To some in the right to life movement, Terri embodied a larger genocide. She is the expression of a new holocaust, a genetic cleansing of the weak, disabled, and infantile that includes the millions of babies aborted since 1972. Members of the family who visited her testified that her body looked like someone in a “concentration camp.” Many dying people look cadaverous at the end, but Terri was said to look like a victim of “Auschwitz.”
To others, Terri was the “woman scorned,” the faithful wife of a faithless husband, a man who had forgotten his wedding vows and had taken up with another woman. In this narrative, husbands who fail to remain long-suffering, saintly celibates become demons. They have mistresses. They abuse their wives. As the wife grows into martyrdom, the husband descends into debauchery and murder.
To her parents and their advocates, Terri was not a 41-year-old woman, but a slaughtered innocent. As parents of toddlers interpret every gesture and gurgle in a search for meaning, so the Schindlers found significance in what others interpreted as empty sounds and reflexes. Last week, a woman testified that Terri shouted “Ah waaa,” which she interpreted as meaning “I want to live.”
Before my father-in-law died in 2003, he expressed in writing and gestures his desire to end his long illness and to pass away. His wife of more than 50 years argued with him until the end, interpreting every tiny improvement as a sign that Russell was getting better. So it is with our loved ones, especially children. We hold on and hold on and will not let go. We do it not just for our children, but for ourselves.
There is a pathology in which parents gain attention by the illnesses of their children, in some cases poisoning their young so they can bask in the reflected sympathy. Much more common is the opposite sensibility, where parents show themselves to the world as heroic figures, who – against science, logic, and theology – go to extraordinary means to preserve any scintilla of a child’s life.
Each of us brings our autobiography to the reading of Terri Schiavo. For some, she is the feared conclusion of our own lives. She is the unthinkable burden. She is the political football. She is wife, daughter, sister, friend, girlfriend, patient, martyr, victim, witness, a hallowed vessel or a hollow dream.

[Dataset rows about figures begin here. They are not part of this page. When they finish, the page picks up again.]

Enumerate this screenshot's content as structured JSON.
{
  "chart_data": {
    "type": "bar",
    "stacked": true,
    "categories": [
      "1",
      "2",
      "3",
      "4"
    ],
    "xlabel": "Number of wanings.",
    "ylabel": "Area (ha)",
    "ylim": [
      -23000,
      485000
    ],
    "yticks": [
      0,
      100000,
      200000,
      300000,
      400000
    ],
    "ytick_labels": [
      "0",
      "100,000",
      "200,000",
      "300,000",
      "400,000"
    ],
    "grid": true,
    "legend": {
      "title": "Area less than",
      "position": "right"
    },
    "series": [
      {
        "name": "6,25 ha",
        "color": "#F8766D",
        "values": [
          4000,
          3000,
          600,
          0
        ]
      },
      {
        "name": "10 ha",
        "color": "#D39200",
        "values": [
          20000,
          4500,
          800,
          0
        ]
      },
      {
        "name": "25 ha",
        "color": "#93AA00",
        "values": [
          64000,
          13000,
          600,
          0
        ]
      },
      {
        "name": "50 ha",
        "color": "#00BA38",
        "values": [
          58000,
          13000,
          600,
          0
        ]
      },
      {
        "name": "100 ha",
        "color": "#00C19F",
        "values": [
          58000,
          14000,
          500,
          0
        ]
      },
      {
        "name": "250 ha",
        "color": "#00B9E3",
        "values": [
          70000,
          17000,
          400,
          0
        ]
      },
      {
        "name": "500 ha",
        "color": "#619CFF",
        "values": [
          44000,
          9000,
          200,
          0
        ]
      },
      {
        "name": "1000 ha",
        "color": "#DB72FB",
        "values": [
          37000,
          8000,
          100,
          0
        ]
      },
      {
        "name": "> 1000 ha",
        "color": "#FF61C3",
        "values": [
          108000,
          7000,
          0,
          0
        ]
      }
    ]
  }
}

If only Terri could have read herself. If only she had the wit to examine the evidence of her own body and express her true feelings and beliefs. But why should we expect in death what so rarely happens in life? One version of her story is that Terri was a woman who in the fullness of her being suffered from an eating disorder. The literature of such illnesses often refers to distorted body images and feelings of inferiority. “I’m so fat and worthless,” so the figure in the circus mirror reflects, “that I don’t even deserve food.”
One theory is that Terri willfully deprived herself of nourishment as a young woman and, in doing so, created the tragic circumstances that were visited upon her in death. If true, how ironic that those who could not feed her body and soul 15 years ago, struggled against each other over the insertion of a feeding tube.
I do not argue here that one reading of Terri is more authentic than the next. Only that her story is our story. And that journalists have done well by giving air and space to these multiple and conflicting renditions of a life that passed years ago from the realm of reason and science to the territories of narrative and myth.